报告摘要:The well-known total least squares problem with the general Tikhonov regularization can be reformulated as a one-dimensional parametric minimization problem (PM), where each parameterized function evaluation corresponds to solving an n-dimensional trust region subproblem. Under a mild assumption, the parametric function is differentiable and then an efficient bisection method has been proposed for solving (PM) in literature. In the first part, we show that the bisection algorithm can be greatly improved by reducing the initially estimated interval covering the optimal parameter. It is observed that the bisection method cannot guarantee to find the globally optimal solution since the nonconvex (PM) could have a local non-global minimizer. The main contribution of this talk is to propose an efficient branch-and-bound algorithm for globally solving (PM), based on a new underestimation of the parametric function over any given interval using only the information of the parametric function evaluations at the two endpoints.
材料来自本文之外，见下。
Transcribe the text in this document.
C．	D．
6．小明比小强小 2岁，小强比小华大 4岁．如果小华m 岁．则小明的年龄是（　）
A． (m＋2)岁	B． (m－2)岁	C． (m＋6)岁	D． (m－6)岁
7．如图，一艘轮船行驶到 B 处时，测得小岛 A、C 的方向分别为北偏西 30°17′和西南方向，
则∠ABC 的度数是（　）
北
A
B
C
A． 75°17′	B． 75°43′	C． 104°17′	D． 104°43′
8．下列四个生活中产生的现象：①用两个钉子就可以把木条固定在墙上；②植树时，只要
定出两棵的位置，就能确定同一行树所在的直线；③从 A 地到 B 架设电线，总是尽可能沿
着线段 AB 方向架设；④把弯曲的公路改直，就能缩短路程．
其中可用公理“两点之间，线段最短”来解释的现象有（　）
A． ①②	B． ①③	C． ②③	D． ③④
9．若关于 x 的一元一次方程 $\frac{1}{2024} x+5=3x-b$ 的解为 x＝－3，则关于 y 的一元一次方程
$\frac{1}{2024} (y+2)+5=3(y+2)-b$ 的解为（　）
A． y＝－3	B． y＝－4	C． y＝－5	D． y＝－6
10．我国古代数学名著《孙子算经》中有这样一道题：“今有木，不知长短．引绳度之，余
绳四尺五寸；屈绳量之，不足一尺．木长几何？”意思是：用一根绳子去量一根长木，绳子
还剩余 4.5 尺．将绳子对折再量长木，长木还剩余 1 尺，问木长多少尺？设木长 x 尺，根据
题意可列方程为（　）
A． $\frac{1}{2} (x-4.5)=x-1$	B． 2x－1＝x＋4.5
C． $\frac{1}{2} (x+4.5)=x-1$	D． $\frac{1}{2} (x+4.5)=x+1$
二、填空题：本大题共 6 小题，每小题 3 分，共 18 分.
We can show that the new algorithm (BTD Algorithm) returns a global \epsilon-approximation solution in a computational effort of at most O (n^3/\sqrt{\epsilon}) under the same assumption as in the bisection method. The numerical results demonstrate that our new global optimization algorithm performs even much faster than the improved version of the bisection heuristic algorithm. For a special case, the Tikhonov identical regularized total least squares, we propose a more efficient algorithm based on the hidden convexity.


报告人简介:夏勇,北京航空航天大学数学科学学院教授、副院长。2002年本科毕业于北京大学数学科学学院,2007年博士毕业于中国科学院数学与系统科学研究院,同年入职北航。研究方向为非凸优化,在MP、SIOPT、MOR等期刊发表SCI论文54篇,2018获批国家自然科学基金优秀青年科学基金项目。代表性工作:与合作者建立了完整的等式型S-引理;与导师袁业湘院士合作在经典二次指派问题上提出的模型被国内外同行称为Xia-Yuan线性化。